しかし4回以降、松永の手元で動く変化球に苦しんだ。3回まで散見された甘く入る球もほとんどなくなり、低めの変化球に凡打を重ね、出した走者は安打で二度出た黒田だけ。それでも三回までに失投を逃さず得点を奪ったことが、勝利につながった。4回以降は両投手とも失投がほとんどなく、見応えのある投手戦となった。

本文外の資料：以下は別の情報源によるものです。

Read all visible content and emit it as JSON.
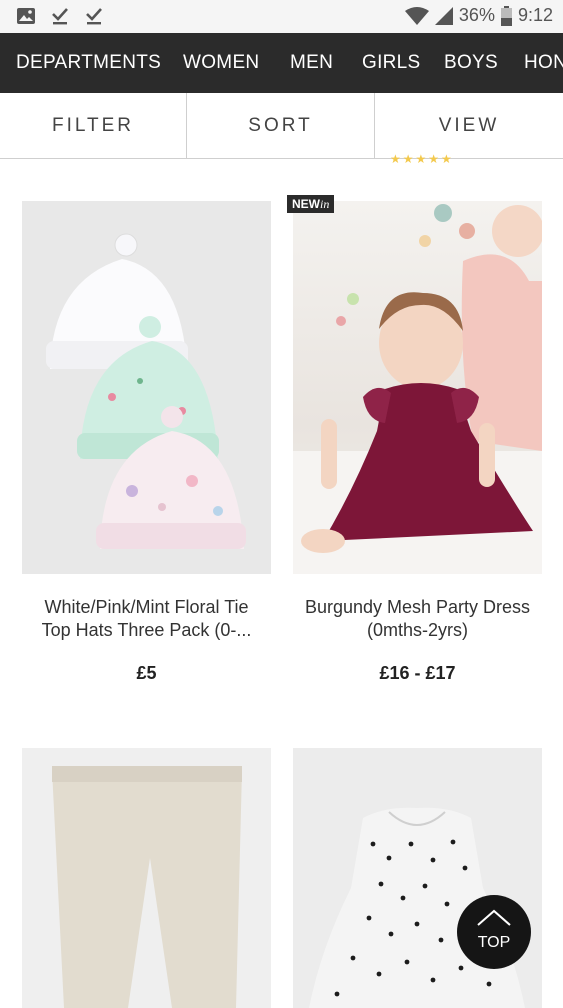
{
  "status_bar": {
    "battery": "36%",
    "time": "9:12"
  },
  "nav": {
    "items": [
      "DEPARTMENTS",
      "WOMEN",
      "MEN",
      "GIRLS",
      "BOYS",
      "HON"
    ]
  },
  "toolbar": {
    "filter": "FILTER",
    "sort": "SORT",
    "view": "VIEW"
  },
  "badge": {
    "new": "NEW",
    "in": "in"
  },
  "products": [
    {
      "title": "White/Pink/Mint Floral Tie Top Hats Three Pack (0-...",
      "price": "£5"
    },
    {
      "title": "Burgundy Mesh Party Dress (0mths-2yrs)",
      "price": "£16 - £17"
    }
  ],
  "top_button": {
    "label": "TOP"
  },
  "colors": {
    "nav_bg": "#2b2b2b",
    "star": "#f3c94d",
    "dress": "#7d1638"
  }
}
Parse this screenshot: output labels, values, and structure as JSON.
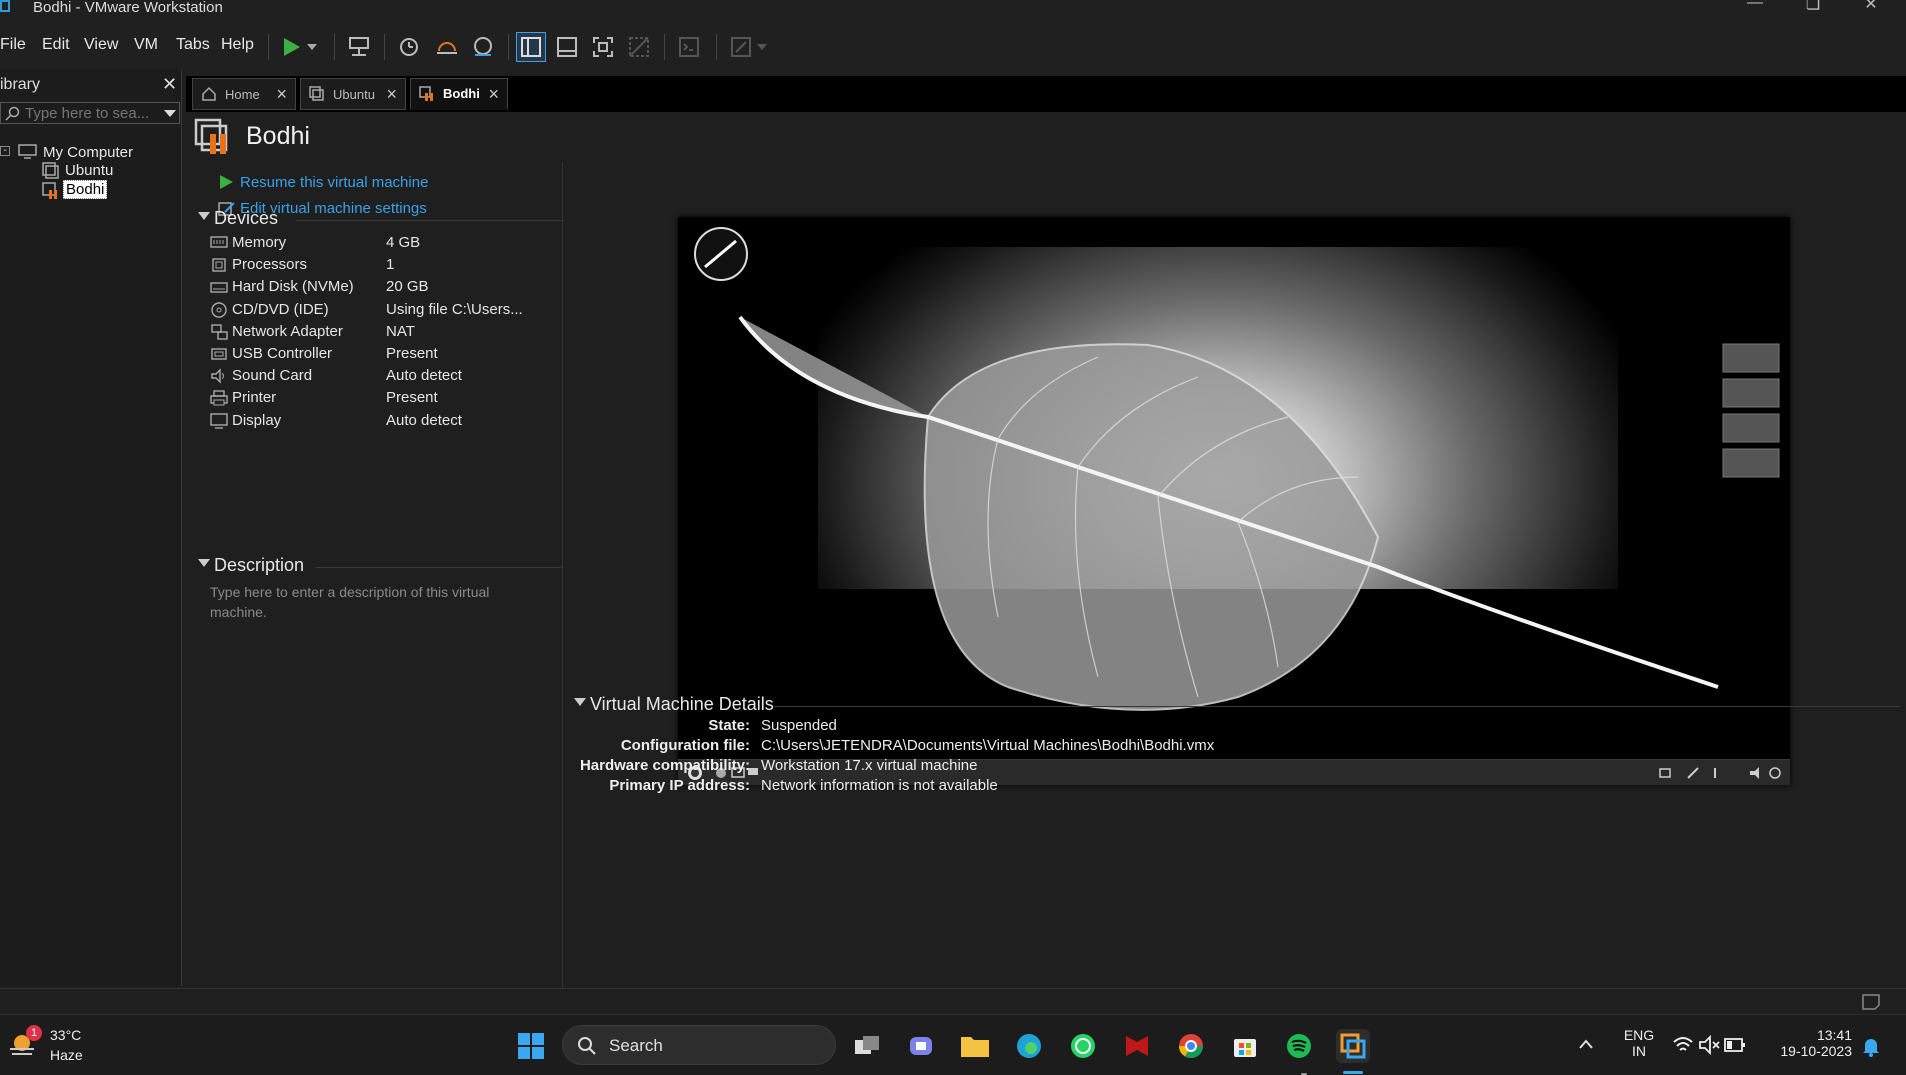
{
  "window": {
    "title": "Bodhi - VMware Workstation"
  },
  "menu": [
    "File",
    "Edit",
    "View",
    "VM",
    "Tabs",
    "Help"
  ],
  "library": {
    "title": "Library",
    "title_visible": "ibrary",
    "search_placeholder": "Type here to sea...",
    "tree": {
      "root": "My Computer",
      "children": [
        "Ubuntu",
        "Bodhi"
      ],
      "selected": "Bodhi"
    }
  },
  "tabs": [
    {
      "label": "Home",
      "active": false
    },
    {
      "label": "Ubuntu",
      "active": false
    },
    {
      "label": "Bodhi",
      "active": true
    }
  ],
  "vm": {
    "name": "Bodhi",
    "actions": [
      "Resume this virtual machine",
      "Edit virtual machine settings"
    ],
    "devices_title": "Devices",
    "devices": [
      {
        "name": "Memory",
        "value": "4 GB",
        "icon": "memory-icon"
      },
      {
        "name": "Processors",
        "value": "1",
        "icon": "processor-icon"
      },
      {
        "name": "Hard Disk (NVMe)",
        "value": "20 GB",
        "icon": "hard-disk-icon"
      },
      {
        "name": "CD/DVD (IDE)",
        "value": "Using file C:\\Users...",
        "icon": "cd-dvd-icon"
      },
      {
        "name": "Network Adapter",
        "value": "NAT",
        "icon": "network-adapter-icon"
      },
      {
        "name": "USB Controller",
        "value": "Present",
        "icon": "usb-controller-icon"
      },
      {
        "name": "Sound Card",
        "value": "Auto detect",
        "icon": "sound-card-icon"
      },
      {
        "name": "Printer",
        "value": "Present",
        "icon": "printer-icon"
      },
      {
        "name": "Display",
        "value": "Auto detect",
        "icon": "display-icon"
      }
    ],
    "description_title": "Description",
    "description_placeholder": "Type here to enter a description of this virtual machine.",
    "details_title": "Virtual Machine Details",
    "details": [
      {
        "label": "State:",
        "value": "Suspended"
      },
      {
        "label": "Configuration file:",
        "value": "C:\\Users\\JETENDRA\\Documents\\Virtual Machines\\Bodhi\\Bodhi.vmx"
      },
      {
        "label": "Hardware compatibility:",
        "value": "Workstation 17.x virtual machine"
      },
      {
        "label": "Primary IP address:",
        "value": "Network information is not available"
      }
    ]
  },
  "taskbar": {
    "weather": {
      "temp": "33°C",
      "condition": "Haze",
      "badge": "1"
    },
    "search_label": "Search",
    "apps": [
      "start",
      "task-view",
      "teams",
      "file-explorer",
      "edge",
      "whatsapp",
      "mcafee",
      "chrome",
      "store",
      "spotify",
      "vmware"
    ],
    "language": {
      "line1": "ENG",
      "line2": "IN"
    },
    "time": "13:41",
    "date": "19-10-2023"
  },
  "colors": {
    "accent": "#3aa0e8",
    "play_green": "#3cb043",
    "vm_icon_orange": "#e8711c"
  }
}
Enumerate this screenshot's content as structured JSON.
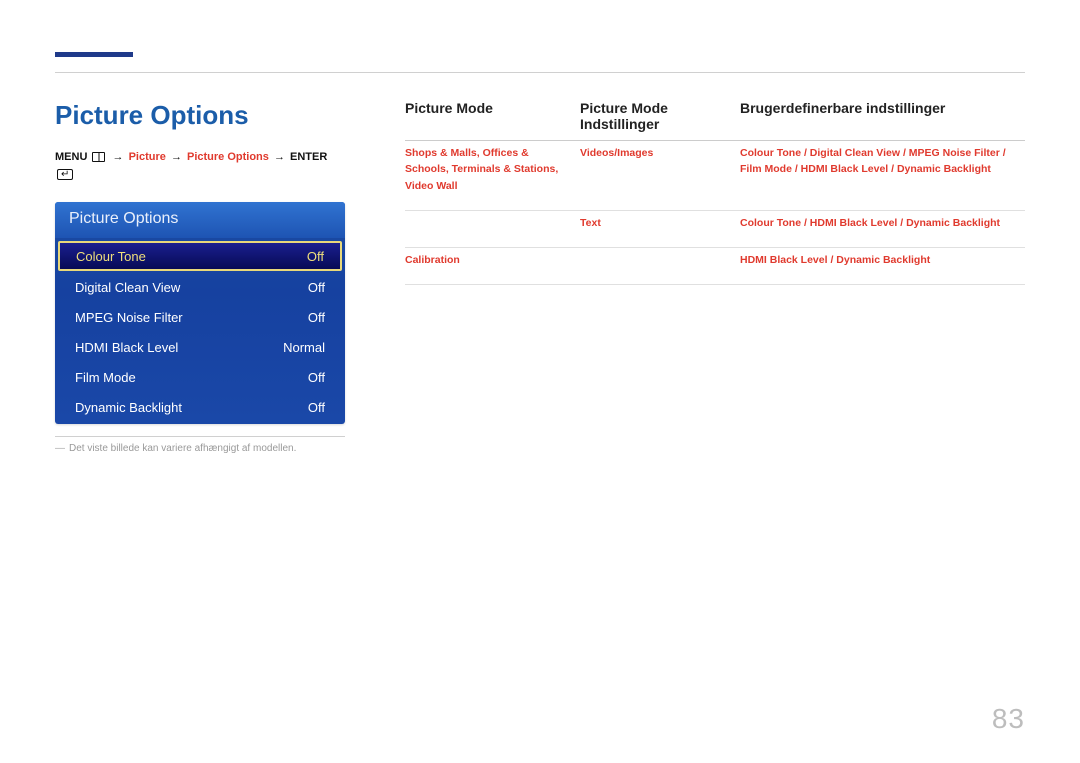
{
  "title": "Picture Options",
  "breadcrumb": {
    "menu": "MENU",
    "p1": "Picture",
    "p2": "Picture Options",
    "enter": "ENTER"
  },
  "osd": {
    "header": "Picture Options",
    "items": [
      {
        "label": "Colour Tone",
        "value": "Off",
        "selected": true
      },
      {
        "label": "Digital Clean View",
        "value": "Off",
        "selected": false
      },
      {
        "label": "MPEG Noise Filter",
        "value": "Off",
        "selected": false
      },
      {
        "label": "HDMI Black Level",
        "value": "Normal",
        "selected": false
      },
      {
        "label": "Film Mode",
        "value": "Off",
        "selected": false
      },
      {
        "label": "Dynamic Backlight",
        "value": "Off",
        "selected": false
      }
    ]
  },
  "note": "Det viste billede kan variere afhængigt af modellen.",
  "table": {
    "headers": {
      "col1": "Picture Mode",
      "col2": "Picture Mode Indstillinger",
      "col3": "Brugerdefinerbare indstillinger"
    },
    "rows": [
      {
        "col1": "Shops & Malls, Offices & Schools, Terminals & Stations, Video Wall",
        "col2": "Videos/Images",
        "col3": "Colour Tone / Digital Clean View / MPEG Noise Filter / Film Mode / HDMI Black Level / Dynamic Backlight"
      },
      {
        "col1": "",
        "col2": "Text",
        "col3": "Colour Tone / HDMI Black Level / Dynamic Backlight"
      },
      {
        "col1": "Calibration",
        "col2": "",
        "col3": "HDMI Black Level / Dynamic Backlight"
      }
    ]
  },
  "page_number": "83"
}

守備ではこの日もショート尾崎の安定した守備が目に留まった。二回二死二塁で三遊間深いところに飛んだ高いバウンドのゴロをつかむと、ノーステップで一塁へ矢のようなストライク送球。難しい打球処理だったが、苦もなくさばくプレーは見ていて惚れ惚れとする。8回一死二塁でもサード後方、左翼線に上がった飛球を快足を飛ばして向こう向きで抑えるなど、守備範囲の広さも示した。個人的な感想を言えば、少なくとも観戦記を書き始めた2014年以降では最高のショートだ。センター黒田も守備範囲が広く、強打の陰に隠れる形になっているが守備も相当堅い。

次戦は高校野球界の最高峰・大阪桐蔭。九州国際大付にとっては実力を測る意味で、願ってもない相手となった。九州国際大付の強力打線が、敦賀気比戦で6イニングス10三振を奪った1年生左腕の前田投手をどう攻略していくか。先発が予想される140キロ右腕の野田が、大阪桐蔭打線をどこまで抑えられるか。来春のセンバツを占う上でも注目の一戦となりそうだ。